I never saw anyone approach death so deliberately and composedly, as the late Robert Ray, pastor of the church of Freehold, in New Jersey. He had spent a winter at St. Augustine, with the hope of restoring his health—but came home more diseased than before he went. His lungs were deeply affected, and he foresaw that his end was approaching. But as long as he was able to speak, he caused himself to be carried to the church and to be assisted into the pulpit, where he would preach and exhort until his breath failed, when he would pant as if about to die, and then be conveyed home as he came. This was done not once or twice—but for many weeks; for he said, as he must die, he might as well die preaching. He felt a strong desire to be the means of saving the people committed to his charge, and he hoped that a voice of affectionate warning from the grave might have the effect of awakening some of them. As he suffered but little acute pain, he appeared, until his dying day, as calm and cheerful as a man long absent from home would, when the time came to return to his friends. He conversed as familiarly and composedly about his approaching change, as if there was nothing formidable in it. Indeed, it had no terrors for him. Even when death was upon him, having observed some of his neighbors coming in, he said, "Well, you have come to see your pastor die." He then remarked that his feelings were very peculiar, such as he had never experienced before; and without any perturbation of mind or bodily agony, he gently fell asleep.

I wish to remark, that in all my life I have known few people who lived like Christians when in health, who did not, in their approach to death, manifest as much hope and fortitude in that trying hour, as could reasonably have been expected from the character of their piety. In many cases, as I have before stated, the comfort and assurance of some timid and desponding believers have risen far above what any of their friends dared to hope. In general the result of my observation is, that the pious find death less terrible on their near approach to the event, than when it was viewed at a distance. Some people have naturally a much greater dread of death than others, though their piety may be more lively.

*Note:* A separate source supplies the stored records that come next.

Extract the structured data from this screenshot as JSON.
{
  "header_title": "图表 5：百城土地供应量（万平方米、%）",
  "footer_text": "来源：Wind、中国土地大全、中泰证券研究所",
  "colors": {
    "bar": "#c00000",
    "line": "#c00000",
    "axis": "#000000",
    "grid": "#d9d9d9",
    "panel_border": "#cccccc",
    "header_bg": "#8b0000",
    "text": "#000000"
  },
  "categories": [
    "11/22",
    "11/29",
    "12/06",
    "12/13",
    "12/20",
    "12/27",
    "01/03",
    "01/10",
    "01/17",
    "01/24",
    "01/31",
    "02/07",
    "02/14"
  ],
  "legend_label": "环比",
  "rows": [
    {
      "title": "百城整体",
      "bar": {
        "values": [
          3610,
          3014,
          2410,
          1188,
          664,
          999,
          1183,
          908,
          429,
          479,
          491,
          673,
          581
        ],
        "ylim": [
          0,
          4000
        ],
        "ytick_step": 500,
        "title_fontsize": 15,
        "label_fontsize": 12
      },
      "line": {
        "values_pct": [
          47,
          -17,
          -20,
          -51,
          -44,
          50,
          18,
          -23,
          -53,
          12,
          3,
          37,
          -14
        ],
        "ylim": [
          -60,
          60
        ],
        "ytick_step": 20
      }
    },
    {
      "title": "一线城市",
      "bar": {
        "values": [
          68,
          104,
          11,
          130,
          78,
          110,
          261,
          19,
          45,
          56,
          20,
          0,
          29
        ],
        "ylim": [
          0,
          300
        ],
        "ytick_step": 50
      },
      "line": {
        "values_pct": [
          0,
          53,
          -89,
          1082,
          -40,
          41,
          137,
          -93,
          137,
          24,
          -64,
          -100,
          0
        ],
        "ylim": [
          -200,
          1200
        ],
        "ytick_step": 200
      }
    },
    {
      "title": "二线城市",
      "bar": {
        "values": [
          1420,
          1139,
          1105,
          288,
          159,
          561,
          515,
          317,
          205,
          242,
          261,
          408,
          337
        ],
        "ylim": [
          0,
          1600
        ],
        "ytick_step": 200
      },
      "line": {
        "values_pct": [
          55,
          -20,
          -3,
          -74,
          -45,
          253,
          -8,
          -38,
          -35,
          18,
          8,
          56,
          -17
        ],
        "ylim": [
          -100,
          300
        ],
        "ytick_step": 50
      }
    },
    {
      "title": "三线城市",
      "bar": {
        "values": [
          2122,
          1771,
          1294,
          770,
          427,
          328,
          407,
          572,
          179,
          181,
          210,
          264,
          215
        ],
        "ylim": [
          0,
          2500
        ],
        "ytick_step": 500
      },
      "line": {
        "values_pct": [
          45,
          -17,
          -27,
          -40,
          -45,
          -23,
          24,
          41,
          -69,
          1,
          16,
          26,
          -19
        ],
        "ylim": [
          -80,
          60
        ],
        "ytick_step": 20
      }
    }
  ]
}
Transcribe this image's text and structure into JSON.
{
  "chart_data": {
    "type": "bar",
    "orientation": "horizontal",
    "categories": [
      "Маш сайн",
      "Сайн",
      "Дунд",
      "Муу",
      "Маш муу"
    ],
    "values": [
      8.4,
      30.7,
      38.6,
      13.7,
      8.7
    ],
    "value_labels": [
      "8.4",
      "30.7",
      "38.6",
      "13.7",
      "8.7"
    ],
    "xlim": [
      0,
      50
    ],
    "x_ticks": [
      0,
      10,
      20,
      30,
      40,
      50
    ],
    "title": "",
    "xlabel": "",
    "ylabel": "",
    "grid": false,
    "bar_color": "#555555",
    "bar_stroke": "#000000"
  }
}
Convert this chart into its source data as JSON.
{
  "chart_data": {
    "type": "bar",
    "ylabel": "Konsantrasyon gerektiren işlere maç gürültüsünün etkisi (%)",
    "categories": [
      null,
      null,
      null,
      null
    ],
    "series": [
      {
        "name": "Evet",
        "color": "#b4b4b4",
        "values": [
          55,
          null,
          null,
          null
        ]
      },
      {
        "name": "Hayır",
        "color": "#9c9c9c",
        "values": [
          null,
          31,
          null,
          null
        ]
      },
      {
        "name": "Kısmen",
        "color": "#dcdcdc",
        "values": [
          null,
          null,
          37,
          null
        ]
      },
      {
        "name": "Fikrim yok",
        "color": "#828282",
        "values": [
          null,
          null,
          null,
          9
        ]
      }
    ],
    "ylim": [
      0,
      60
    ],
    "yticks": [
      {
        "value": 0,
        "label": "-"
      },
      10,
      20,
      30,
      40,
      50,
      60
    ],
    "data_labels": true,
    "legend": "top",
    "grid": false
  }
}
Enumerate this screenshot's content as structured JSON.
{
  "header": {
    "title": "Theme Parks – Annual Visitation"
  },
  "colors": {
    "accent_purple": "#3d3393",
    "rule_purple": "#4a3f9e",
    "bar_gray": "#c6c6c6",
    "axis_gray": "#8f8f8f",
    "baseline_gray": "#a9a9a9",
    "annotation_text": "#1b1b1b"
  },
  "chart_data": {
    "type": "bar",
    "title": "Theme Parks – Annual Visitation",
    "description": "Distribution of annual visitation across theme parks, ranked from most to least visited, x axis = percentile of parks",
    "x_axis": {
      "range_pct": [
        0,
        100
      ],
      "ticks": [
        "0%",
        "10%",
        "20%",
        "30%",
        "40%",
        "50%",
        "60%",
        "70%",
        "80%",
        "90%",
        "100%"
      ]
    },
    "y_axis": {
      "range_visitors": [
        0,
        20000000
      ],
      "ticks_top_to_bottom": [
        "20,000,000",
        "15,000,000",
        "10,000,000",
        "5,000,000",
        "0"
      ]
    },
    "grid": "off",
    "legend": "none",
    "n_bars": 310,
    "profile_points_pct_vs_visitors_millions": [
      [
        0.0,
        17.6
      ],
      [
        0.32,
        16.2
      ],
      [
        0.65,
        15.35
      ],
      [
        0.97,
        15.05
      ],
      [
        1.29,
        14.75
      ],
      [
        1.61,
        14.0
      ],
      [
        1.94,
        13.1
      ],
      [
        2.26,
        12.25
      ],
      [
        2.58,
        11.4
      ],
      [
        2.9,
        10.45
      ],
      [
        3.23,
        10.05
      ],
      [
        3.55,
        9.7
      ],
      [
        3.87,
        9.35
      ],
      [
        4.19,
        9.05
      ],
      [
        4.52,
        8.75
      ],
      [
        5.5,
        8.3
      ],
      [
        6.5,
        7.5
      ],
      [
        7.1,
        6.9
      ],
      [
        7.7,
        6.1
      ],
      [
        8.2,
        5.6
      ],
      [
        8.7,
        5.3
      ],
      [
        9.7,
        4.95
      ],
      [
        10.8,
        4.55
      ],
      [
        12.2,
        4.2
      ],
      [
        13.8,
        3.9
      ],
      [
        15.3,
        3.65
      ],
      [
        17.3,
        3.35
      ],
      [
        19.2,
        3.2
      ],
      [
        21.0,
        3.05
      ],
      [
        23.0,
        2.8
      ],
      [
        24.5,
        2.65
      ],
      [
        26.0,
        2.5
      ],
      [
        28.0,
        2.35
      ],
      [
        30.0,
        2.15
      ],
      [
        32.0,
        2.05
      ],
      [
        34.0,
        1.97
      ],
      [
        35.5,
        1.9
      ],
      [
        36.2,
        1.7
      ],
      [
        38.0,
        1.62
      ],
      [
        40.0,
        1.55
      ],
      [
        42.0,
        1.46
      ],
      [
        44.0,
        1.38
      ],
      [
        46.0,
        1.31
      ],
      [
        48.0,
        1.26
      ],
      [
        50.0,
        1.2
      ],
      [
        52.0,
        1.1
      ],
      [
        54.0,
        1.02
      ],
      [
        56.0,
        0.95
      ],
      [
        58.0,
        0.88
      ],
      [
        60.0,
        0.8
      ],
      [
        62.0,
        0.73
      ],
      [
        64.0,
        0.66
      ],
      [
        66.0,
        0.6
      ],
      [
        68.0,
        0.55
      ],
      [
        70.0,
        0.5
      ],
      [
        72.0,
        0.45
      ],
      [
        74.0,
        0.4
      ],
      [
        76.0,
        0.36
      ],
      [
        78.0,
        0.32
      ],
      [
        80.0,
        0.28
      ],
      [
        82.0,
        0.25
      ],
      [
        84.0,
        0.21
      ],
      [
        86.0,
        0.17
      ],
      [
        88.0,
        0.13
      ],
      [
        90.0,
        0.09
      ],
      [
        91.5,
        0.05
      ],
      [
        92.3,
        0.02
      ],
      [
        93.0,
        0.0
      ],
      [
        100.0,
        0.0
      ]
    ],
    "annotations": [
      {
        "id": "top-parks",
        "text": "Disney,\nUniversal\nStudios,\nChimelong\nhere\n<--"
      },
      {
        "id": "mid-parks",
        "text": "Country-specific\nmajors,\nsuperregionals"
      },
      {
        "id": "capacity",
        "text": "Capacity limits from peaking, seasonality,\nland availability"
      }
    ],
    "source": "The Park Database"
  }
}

The difference between the comforts of dying saints may be attributed, first, to divine sovereignty, which distributes grace and consolation as seems good unto Him; secondly, to bodily temperament, some people being more fearful than others, and more prone to suspect their own sincerity; and thirdly, to the nature of the disease by which the body is brought down to the grave. It is the tendency of some diseases, while they do not disturb the intellect, to exhilarate the spirits and enliven the imagination; while a distressing depression or perturbation is the effect of others; to say nothing of the different degrees of pain experienced by different people; and we know that some diseases have a deplorable stupefying effect. A fourth and frequent cause of difference in the exercises of dying people is produced by the medicine which is administered. When physicians can do nothing to cure, they think it right to lull their patients by opiates, or excite them by alcohol. I have, when sick, been more afraid of nothing than these intoxicating and stupefying, or even exhilarating drugs. O let no artificial means be ever used with me, in that dread hour, to interrupt sober and deliberate reflection!

Mr. Wilson with great propriety remarks, "It is the tenor of the life, not that of the few suffering and morbid scenes which precede dissolution, which fixes the character. We are not authorized from Scripture to place any dependence on the last periods of sinking nature, through which the Christian may be called to pass to his eternal reward. But though no importance is to be attached to these hours of fainting mortality, with reference to the acceptance and final triumph of the dying Christian, yet, where it pleases God to afford one of His departing servants, such a measure of faith and self-possession, as to close a holy and most consistent life with a testimony which sealed, amidst the pains of acute disease and in the most impressive manner, all his doctrines and instructions during his preceding years, we are called on, as I think, to record with gratitude the divine benefit, and to use it with humility, for the confirmation of our own faith and joy."